SAGE.V.”The Ghastly and the Gostly: the Gothic Farce
of Farrel’s Empire Trilogy”. IN: Empire
and the Gothic, the politics of a genre. London Palgrave , 2003.( p. 172-
191)
Sage speaks against the ideas that (1) Gothic is an
exhausted 19th century genre and (2) It is a writing devoted to
psyche. (p.175)
“Modern Gothic is not just a matter of genre
conventions: we assume it is still relevant in the post war period, because its
recultivation of the sublime is a discourse about decay, of both the psyche and
what Court Volney referred to in the early 19th century as the Ruins
of Empires and that discourse, I shall argue, acts as an anti- historicizing
language.” (p.175)
In Farrell these affects out of an ironically
concentration on the motif form horror tradition of moments of misperception. This
is a tradition of what I will call la coda
dell’occhio (p. 175). These epiphenomena, arising on the retina or in the ear
occur momentarily. In the horror tradition, they are usually described in a
rhetorical sequence that always end up reasserting a skeptical or disbelieving, cynically
materialist, viewpoint denying them as illusions or, rather, delusions of the
individual subject, momentary derangements of the perceptual apparatus. (p.
176).
Closer acquaintance usually reveals a mundane object,
which after the moment of misperception lingers on in the text as an uncanny
moment adaptation of Burke and Gilpin’s
rhetoric about obscurity, distance and sublime landscapes. [See Sage: The Epistemology of error: Reading and
isolation in the mysteries of Udolpho Q/W/E/R/T/Y/6 (October 96).

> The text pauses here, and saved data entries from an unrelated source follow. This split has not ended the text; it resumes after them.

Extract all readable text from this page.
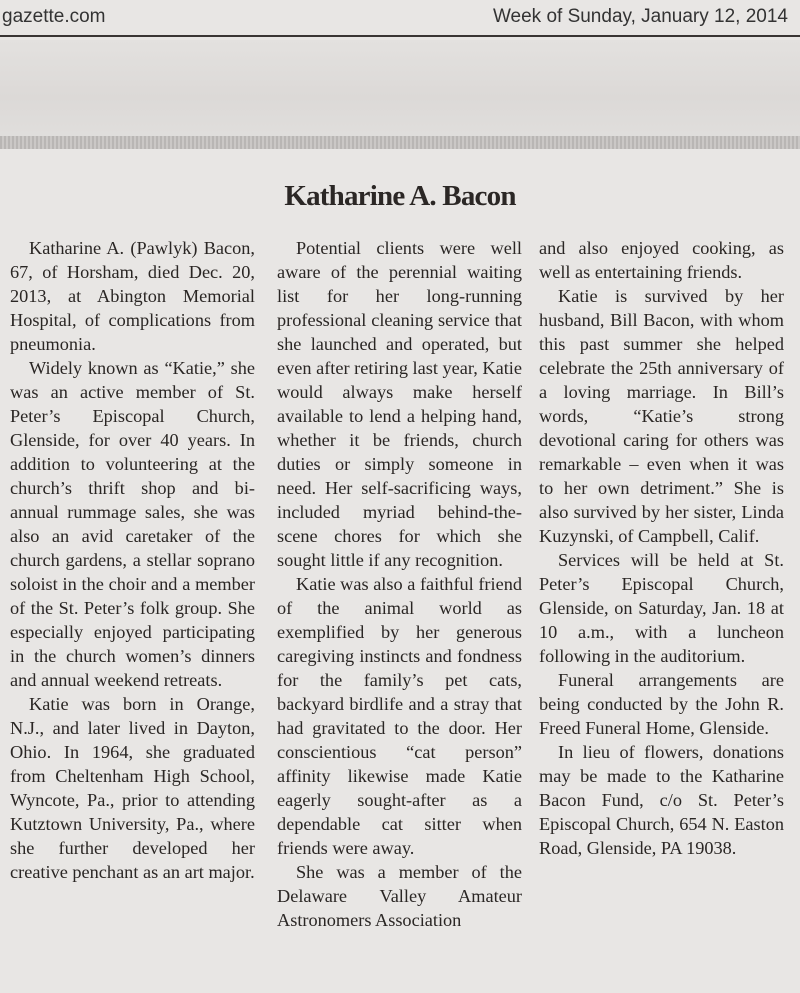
gazette.com	Week of Sunday, January 12, 2014
Katharine A. Bacon

Katharine A. (Pawlyk) Bacon, 67, of Horsham, died Dec. 20, 2013, at Abington Memorial Hospital, of complications from pneumonia.

Widely known as “Katie,” she was an active member of St. Peter’s Episcopal Church, Glenside, for over 40 years. In addition to volunteering at the church’s thrift shop and bi-annual rummage sales, she was also an avid caretaker of the church gardens, a stellar soprano soloist in the choir and a member of the St. Peter’s folk group. She especially enjoyed participating in the church women’s dinners and annual weekend retreats.

Katie was born in Orange, N.J., and later lived in Dayton, Ohio. In 1964, she graduated from Cheltenham High School, Wyncote, Pa., prior to attending Kutztown University, Pa., where she further developed her creative penchant as an art major.

Potential clients were well aware of the perennial waiting list for her long-running professional cleaning service that she launched and operated, but even after retiring last year, Katie would always make herself available to lend a helping hand, whether it be friends, church duties or simply someone in need. Her self-sacrificing ways, included myriad behind-the-scene chores for which she sought little if any recognition.

Katie was also a faithful friend of the animal world as exemplified by her generous caregiving instincts and fondness for the family’s pet cats, backyard birdlife and a stray that had gravitated to the door. Her conscientious “cat person” affinity likewise made Katie eagerly sought-after as a dependable cat sitter when friends were away.

She was a member of the Delaware Valley Amateur Astronomers Association

and also enjoyed cooking, as well as entertaining friends.

Katie is survived by her husband, Bill Bacon, with whom this past summer she helped celebrate the 25th anniversary of a loving marriage. In Bill’s words, “Katie’s strong devotional caring for others was remarkable – even when it was to her own detriment.” She is also survived by her sister, Linda Kuzynski, of Campbell, Calif.

Services will be held at St. Peter’s Episcopal Church, Glenside, on Saturday, Jan. 18 at 10 a.m., with a luncheon following in the auditorium.

Funeral arrangements are being conducted by the John R. Freed Funeral Home, Glenside.

In lieu of flowers, donations may be made to the Katharine Bacon Fund, c/o St. Peter’s Episcopal Church, 654 N. Easton Road, Glenside, PA 19038.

The story of the 19th century gothic is the
story of the domestication of the sublime. The sublime is provoked by Nature,
or, its human equivalent ruined military or ecclesiastical architecture, the
grander and more ambitious the better. The 18th century gothic adds
an analogy with the graveyard, the skull beneath the skin. By the 1840s, all
this has been translated indoors, and with not without humour.
Negative sublime (the energy of this indoor jungle
which arises from its cultural decay) civilization has retreated from the place
and what remains is “other”: wild, anarchic, barbarous, dangerous and sinister.
The technique is purely metonymic: the realistic detail is a celebration of
decay. This work argued a simple case for the links between Farrell’s writing
and a Gothic inflection of the sublime.